We see that as ratings increase, so do favorites and the retweets. However, it's hard to tell from the plots how much more 'pup'-ular the different dog types are compared to one another, so some calculations were in order.

Since favorite counts and retweet counts appear to be rising exponentially, the 'average' for any dog type would be skewed severely by posts that had gone viral. Instead, looking at the median number of favorites and retweet for the dog types, we see that puppers are abysmally low relative to the rest of the pack.

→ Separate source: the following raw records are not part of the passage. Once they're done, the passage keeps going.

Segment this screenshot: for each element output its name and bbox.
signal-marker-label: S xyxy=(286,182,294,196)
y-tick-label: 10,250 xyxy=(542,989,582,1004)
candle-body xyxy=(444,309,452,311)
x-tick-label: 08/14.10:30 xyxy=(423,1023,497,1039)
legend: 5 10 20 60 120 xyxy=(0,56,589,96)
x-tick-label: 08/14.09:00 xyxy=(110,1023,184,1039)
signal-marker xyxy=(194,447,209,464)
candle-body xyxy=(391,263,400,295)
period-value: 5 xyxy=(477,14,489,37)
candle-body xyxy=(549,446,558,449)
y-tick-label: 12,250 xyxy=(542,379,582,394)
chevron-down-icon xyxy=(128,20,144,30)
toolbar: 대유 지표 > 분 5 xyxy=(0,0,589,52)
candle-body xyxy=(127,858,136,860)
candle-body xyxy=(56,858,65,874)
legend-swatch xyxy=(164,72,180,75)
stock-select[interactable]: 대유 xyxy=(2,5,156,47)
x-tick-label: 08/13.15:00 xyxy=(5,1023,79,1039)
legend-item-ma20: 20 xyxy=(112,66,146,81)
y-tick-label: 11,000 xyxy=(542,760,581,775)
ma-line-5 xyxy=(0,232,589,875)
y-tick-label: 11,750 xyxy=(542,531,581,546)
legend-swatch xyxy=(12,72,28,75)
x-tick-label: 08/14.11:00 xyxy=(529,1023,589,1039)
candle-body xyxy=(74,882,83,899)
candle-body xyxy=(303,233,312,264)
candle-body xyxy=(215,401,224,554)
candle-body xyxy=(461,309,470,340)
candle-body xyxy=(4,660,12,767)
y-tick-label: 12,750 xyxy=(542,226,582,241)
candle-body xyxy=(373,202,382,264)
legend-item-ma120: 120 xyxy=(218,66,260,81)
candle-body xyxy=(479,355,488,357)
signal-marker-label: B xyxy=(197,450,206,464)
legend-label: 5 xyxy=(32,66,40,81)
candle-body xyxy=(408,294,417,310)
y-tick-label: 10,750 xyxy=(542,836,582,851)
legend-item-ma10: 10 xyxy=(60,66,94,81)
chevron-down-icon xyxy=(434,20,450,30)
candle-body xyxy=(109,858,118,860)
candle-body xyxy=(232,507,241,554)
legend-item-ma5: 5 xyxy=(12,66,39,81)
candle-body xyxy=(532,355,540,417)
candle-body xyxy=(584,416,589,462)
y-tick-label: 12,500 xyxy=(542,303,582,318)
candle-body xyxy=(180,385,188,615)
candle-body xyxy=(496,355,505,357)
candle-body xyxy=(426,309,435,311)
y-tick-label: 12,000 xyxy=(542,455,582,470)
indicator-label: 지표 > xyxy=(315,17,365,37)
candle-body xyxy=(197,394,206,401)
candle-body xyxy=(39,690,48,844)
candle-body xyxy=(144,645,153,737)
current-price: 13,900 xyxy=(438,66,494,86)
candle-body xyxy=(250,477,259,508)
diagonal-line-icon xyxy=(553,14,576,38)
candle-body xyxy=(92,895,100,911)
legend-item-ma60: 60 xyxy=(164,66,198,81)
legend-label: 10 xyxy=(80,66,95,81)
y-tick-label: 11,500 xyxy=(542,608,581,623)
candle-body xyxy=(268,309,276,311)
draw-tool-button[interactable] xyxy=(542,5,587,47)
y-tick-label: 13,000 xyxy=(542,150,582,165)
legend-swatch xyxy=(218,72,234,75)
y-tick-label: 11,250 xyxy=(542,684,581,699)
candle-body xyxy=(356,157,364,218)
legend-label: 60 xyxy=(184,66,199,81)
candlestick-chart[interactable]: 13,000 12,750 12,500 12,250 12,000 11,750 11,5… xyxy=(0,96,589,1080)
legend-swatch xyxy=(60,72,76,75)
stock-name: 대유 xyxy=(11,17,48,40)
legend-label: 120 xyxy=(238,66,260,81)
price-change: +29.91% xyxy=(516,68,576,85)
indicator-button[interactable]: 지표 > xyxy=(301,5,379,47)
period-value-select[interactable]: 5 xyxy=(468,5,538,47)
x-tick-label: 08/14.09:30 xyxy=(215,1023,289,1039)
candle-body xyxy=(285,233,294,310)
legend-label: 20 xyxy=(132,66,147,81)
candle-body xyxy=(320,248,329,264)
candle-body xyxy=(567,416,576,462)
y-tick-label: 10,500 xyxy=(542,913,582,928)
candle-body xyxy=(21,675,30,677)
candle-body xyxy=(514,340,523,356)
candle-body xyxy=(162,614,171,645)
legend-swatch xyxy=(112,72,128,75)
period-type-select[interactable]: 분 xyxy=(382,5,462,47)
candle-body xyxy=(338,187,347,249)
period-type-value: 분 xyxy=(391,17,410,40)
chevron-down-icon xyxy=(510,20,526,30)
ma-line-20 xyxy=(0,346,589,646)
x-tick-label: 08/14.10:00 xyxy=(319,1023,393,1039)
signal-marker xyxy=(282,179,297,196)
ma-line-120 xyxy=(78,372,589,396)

My unsubstantiated speculation is that that for the followers of WeRateDogs, the novelty of 'puppers' had worn off.

In [None]:
sns.pairplot(x_vars=['avg_rating'], y_vars=['favorite_count'], data=df, hue = 'dog_type', height = 6);
plt.xlim([0.25,1.5]);
plt.ylim([0,55000]);
locs, labels = plt.xticks()
plt.xticks(locs, (locs*10).astype('int64'));

In [None]:
sns.pairplot(x_vars=['avg_rating'], y_vars=['favorite_count'], data=df, hue = 'dog_type', height = 6);
plt.xlim([0.25,1.5]);
plt.ylim([0,55000]);
locs, labels = plt.xticks()
plt.xticks(locs, (locs*10).astype('int64'));

In [None]:
print('Pupper - Median Retweet Count: ', df[df['pupper']==True]['retweet_count'].median())
print('Puppo - Median Retweet Count: ', df[df['puppo']==True]['retweet_count'].median())
print('Doggo - Median Retweet Count: ', df[df['doggo']==True]['retweet_count'].median())
print('Floofer - Median Retweet Count: ', df[df['floofer']==True]['retweet_count'].median())

In [None]:
print('Pupper - Median Favorite Count: ', df[df['pupper']==True]['favorite_count'].median())
print('Puppo - Median Favorite Count: ', df[df['puppo']==True]['favorite_count'].median())
print('Doggo - Median Favorite Count: ', df[df['doggo']==True]['favorite_count'].median())
print('Floofer - Median Favorite Count: ', df[df['floofer']==True]['favorite_count'].median())

Thank you for taking the time to read this report!
I hope you found that there was something of interest to you along the way.